Strike Witches 2 | Guns and lolis?
ALRIGHT. Sometimes, Japan decides it would be cool to do something like this, a weird concept like Strike Witches. Loli + Guns = Strike Witches. This by far is a very interesting concept, and it seemed to have caught on with other more recent Anime.
However, nevertheless, it is time to explore the Anime that is Strike Witches 2. Yes, not Strike Witches 1 but 2 #TwoSeasons.
After discovering that Neuroi are capable of communication with humans and making peace with the nest above Gallia the Witches squads are now on a mission to re-establish communication when a sudden attack vanishes the Neuroi; they now discover a new and massive nest that just appeared covering almost all Europe. Ruthless and without mercy it annihilates allied forces along with Witches. Word of the attack reaches Fuso and a support battalion is deployed to rescue the survivors. Among the rescue team is the former Striker captain Mio Sakamoto and the now civilian Yoshika Miyafuji who want to save their dear friends. – MyAnimeList
Strike Witches 2 follows a very similar arrangement to the first series. While lacking in any real plot innovation, it expands on character development and adds some traditional “necessities” such as a beach episode. If you liked the first season despite its lacklustre plot, you probably enjoyed the character interactions. If that is the case then this series is for you. If you found the first series too ecchi, too boring, or just unorganized, you’ll find more of the same here.
I think they upped the animation budget for this sequel. Within the first five minutes, you can tell that more attention has been given to the battle scenes and the choreography. The overall animation style is identical to the first series, the only major change being that the setting has moved to the Mediterranean. My version this time was not the DVD release so there were lots of god rays. There is still significant CGI, especially towards the end of the series and with the Neuroi, but overall it isn’t too distracting.
The OP is a refreshing mix that I find superior to the original’s OP. The ED reminds me way too much of the ED to Infinite Stratos, though in this case, Infinite Stratos is still better. Overall, they both fit the theme and mood of the series quite well. The BGM is similar to the first series with a heavy focus on military drums and orchestral instruments. The VAs are the same as the original series. Ascertain episodes focus on certain Witches, particularly those that didn’t get much attention in the first series, the airtime of the VAs differs significantly from the first series.
The story follows almost an identical path to the first series. The series starts and finishes with a plot focus but has lots of episodic episodes in the middle exploring character relations and histories. Like the first series, the ending is a rushed and pretty hilariously bad climax.
What bothered me the most was that a lot of unanswered questions that I had from the first series (that I hoped would be answered) were not. The only one that is really explored in depth is the origin of the name “witches”. Men are also portrayed in a slightly negative way in the series, like the first series. Either they are the useless people manning ships destined for destruction or are mysterious military big-wigs that seem more focused on the political impression that the loss of their men or witches. In summary, don’t expect much in this department.

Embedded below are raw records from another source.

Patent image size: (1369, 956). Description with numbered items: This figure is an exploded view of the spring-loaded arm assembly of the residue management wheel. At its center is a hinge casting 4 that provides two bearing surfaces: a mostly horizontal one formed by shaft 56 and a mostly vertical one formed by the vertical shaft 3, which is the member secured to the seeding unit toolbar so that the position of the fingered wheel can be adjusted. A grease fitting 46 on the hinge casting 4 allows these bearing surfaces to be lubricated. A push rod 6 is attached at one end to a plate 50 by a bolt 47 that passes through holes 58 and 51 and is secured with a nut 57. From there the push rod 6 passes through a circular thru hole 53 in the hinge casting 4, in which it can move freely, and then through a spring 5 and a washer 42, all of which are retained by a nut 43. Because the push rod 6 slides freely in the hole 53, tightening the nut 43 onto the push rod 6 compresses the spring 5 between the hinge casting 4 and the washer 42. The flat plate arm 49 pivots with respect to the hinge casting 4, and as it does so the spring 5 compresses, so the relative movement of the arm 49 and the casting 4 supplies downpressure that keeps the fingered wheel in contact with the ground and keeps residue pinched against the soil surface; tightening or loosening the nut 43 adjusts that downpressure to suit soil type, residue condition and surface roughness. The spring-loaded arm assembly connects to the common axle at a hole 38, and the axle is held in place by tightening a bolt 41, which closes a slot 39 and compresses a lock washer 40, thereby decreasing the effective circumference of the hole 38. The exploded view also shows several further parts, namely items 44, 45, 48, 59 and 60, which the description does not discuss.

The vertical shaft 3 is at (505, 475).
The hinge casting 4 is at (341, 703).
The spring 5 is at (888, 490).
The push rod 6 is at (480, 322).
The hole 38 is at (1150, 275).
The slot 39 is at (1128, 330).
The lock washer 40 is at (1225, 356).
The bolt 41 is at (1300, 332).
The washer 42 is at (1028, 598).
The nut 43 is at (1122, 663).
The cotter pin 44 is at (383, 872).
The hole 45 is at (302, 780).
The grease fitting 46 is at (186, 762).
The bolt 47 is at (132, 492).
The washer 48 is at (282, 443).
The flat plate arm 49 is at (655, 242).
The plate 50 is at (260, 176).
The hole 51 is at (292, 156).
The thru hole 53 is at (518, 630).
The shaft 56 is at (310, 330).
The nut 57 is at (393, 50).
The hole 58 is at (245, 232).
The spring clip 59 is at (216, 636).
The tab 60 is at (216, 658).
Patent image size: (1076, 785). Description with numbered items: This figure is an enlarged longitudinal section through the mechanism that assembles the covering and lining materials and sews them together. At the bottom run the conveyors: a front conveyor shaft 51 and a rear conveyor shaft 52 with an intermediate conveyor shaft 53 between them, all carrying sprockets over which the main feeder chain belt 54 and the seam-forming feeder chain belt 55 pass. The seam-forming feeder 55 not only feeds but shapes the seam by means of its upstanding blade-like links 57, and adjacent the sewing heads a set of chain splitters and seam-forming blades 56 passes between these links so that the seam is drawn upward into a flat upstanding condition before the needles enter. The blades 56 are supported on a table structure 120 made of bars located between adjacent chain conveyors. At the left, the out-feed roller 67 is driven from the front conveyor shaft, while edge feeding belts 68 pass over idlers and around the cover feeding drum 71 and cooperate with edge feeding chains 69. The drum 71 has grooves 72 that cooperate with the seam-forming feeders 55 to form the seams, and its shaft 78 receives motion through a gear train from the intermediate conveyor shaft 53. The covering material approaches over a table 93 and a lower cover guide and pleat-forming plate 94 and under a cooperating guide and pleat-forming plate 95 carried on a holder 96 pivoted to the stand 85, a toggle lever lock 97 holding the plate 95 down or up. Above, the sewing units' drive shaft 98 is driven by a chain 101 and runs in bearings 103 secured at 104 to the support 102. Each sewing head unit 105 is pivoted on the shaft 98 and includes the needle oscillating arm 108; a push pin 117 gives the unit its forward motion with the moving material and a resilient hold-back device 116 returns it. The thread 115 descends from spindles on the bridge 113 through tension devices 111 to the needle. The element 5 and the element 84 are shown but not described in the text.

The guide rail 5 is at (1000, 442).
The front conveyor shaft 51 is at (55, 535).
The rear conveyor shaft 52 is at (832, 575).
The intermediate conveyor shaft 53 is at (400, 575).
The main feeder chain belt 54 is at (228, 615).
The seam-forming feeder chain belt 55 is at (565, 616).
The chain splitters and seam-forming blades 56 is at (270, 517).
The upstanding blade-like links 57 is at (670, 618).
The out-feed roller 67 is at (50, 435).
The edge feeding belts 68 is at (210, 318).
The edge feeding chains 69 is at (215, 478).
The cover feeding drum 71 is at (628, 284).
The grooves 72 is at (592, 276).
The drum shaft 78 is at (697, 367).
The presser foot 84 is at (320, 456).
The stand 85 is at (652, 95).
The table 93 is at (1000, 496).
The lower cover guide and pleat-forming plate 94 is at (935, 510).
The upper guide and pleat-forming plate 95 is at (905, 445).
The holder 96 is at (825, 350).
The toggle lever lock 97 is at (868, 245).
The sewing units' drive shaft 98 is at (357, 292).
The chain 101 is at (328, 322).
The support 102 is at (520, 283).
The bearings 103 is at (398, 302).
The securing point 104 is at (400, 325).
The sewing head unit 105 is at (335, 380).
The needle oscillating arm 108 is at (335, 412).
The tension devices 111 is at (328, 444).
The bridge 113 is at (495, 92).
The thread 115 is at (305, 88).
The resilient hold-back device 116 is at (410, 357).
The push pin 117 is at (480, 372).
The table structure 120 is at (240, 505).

Character interactions, if anything is even better in this series. Whereas Miyafuji spent the first series getting familiar to the other witches, now we see them interacting like normal friends. We also see a lot more of the personalities of some of the witches that were somewhat “shelved” in the first series. While there isn’t a terrible amount of actual development, seeing how their different personalities mesh was quite enjoyable, though mind some interactions are borderline yuri.